- Born: Anita Padilla Waukegan, Illinois, U.S.
- Education: B.A. in Journalism from Columbia College and attended the University of Wisconsin–Madison
- Occupation: Television journalist/Author
- Years active: 1989–present

= Anita Padilla =

American television journalist

Anita Padilla is an American television journalist best known as an anchor and reporter, covering stories that impact the lives of Chicagoans. She is a recipient of two Emmys.

==Early life==
Padilla was born in Waukegan, Il a far northeastern suburb of metropolitan Chicago. She later moved to the Quad Cities (Iowa/Illinois), Orlando, Florida and New York City, NY. She currently works for Fox Chicago.

==Education==
- Columbia College Chicago, B.A. Broadcast Journalism
- University of Wisconsin, Madison, General Studies
- Madison Area Technical College, General Studies

==Career==
Padilla's first reporting work was as an intern for Bill Kurtis at WBBM-TV. She then worked in radio as an anchor and at Shadow traffic as a traffic editor. At WFTV in Orlando, Florida, she helped to run a news bureau. In 1995, she earned her first Emmy Awards for breaking news coverage of an armed robbery and carjacking in Orlando by a murderer. In 2000, she received a second Emmy for her role in a New Year's Eve Millennium celebration piece while at WMAQ Channel 5 in Chicago. She has reported on many high-profile stories in Chicago, including exclusive interviews with Betty Loren-Maltese on the day of her racketeering conviction and again when she was sentenced to eight years in federal prison. She also covered former Illinois Attorney General Jim Ryan's battle with cancer, the unexpected loss of his young daughter and his wife's heart attack.
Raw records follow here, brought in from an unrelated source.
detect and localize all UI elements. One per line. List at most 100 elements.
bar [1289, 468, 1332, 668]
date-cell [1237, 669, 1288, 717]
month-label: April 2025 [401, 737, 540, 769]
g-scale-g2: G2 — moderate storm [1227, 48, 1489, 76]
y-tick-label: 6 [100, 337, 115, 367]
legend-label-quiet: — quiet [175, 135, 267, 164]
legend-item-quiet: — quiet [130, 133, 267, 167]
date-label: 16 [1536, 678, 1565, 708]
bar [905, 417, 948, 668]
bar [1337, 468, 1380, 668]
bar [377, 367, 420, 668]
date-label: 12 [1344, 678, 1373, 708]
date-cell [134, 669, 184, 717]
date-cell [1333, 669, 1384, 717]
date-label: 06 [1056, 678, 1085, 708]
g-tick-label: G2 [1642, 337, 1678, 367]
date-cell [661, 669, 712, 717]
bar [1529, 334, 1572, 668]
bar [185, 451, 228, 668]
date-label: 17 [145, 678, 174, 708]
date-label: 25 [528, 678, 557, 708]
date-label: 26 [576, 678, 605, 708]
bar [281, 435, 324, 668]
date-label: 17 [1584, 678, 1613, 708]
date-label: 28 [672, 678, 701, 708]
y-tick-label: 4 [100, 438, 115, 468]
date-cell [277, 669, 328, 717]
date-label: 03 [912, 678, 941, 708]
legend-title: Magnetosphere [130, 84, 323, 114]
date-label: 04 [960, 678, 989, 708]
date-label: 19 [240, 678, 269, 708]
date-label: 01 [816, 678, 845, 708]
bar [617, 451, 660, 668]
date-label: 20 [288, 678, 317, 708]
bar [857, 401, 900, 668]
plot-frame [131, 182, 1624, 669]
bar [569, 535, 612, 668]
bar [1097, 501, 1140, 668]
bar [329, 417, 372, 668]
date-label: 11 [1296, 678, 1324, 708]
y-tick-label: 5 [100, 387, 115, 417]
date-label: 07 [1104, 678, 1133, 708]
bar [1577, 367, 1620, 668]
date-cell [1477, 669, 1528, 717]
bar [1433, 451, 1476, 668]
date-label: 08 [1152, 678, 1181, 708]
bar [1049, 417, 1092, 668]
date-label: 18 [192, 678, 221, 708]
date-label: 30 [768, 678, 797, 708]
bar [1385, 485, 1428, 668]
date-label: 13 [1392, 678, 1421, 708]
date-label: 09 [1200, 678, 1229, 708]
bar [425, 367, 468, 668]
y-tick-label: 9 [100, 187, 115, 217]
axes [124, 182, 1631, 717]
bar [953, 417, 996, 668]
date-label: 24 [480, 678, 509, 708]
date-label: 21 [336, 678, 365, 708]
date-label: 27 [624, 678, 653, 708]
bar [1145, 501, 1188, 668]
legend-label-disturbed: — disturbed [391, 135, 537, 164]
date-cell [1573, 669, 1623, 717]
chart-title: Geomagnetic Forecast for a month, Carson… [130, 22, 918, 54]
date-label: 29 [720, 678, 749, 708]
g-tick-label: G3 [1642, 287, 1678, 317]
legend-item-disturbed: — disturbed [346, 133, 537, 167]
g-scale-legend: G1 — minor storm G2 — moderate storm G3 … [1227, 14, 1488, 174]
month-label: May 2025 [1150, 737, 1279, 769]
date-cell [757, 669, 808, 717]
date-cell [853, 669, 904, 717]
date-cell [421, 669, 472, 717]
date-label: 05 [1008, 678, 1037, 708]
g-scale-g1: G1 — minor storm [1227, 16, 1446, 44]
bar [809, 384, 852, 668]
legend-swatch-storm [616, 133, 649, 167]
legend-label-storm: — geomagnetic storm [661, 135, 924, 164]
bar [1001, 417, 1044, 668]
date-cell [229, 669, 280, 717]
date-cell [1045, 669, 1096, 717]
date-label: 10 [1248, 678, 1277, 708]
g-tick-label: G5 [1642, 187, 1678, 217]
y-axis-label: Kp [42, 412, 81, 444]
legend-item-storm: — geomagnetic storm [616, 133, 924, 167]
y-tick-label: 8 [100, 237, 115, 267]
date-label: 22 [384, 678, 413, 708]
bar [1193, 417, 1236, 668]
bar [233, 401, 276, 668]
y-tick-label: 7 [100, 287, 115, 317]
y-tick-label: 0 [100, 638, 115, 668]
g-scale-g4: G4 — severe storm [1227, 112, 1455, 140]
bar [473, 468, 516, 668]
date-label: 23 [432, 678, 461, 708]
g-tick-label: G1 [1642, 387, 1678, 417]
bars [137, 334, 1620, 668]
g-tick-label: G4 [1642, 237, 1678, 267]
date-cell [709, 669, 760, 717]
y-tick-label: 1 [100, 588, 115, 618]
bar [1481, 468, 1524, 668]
In 2013, she was the commencement speaker at Northwestern College. "Anita Padilla will bring a flair of excitement as our 2013 commencement speaker," commented President Schumacher. "She's a local success story having grown up in the Chicago suburbs, and we have no doubt that she will inspire our graduates as they celebrate their own personal accomplishments."

On December 27, 2023, Anita announced her retirement from journalism on FOX 32's Good Day Chicago but continues to maintain a presence on social media.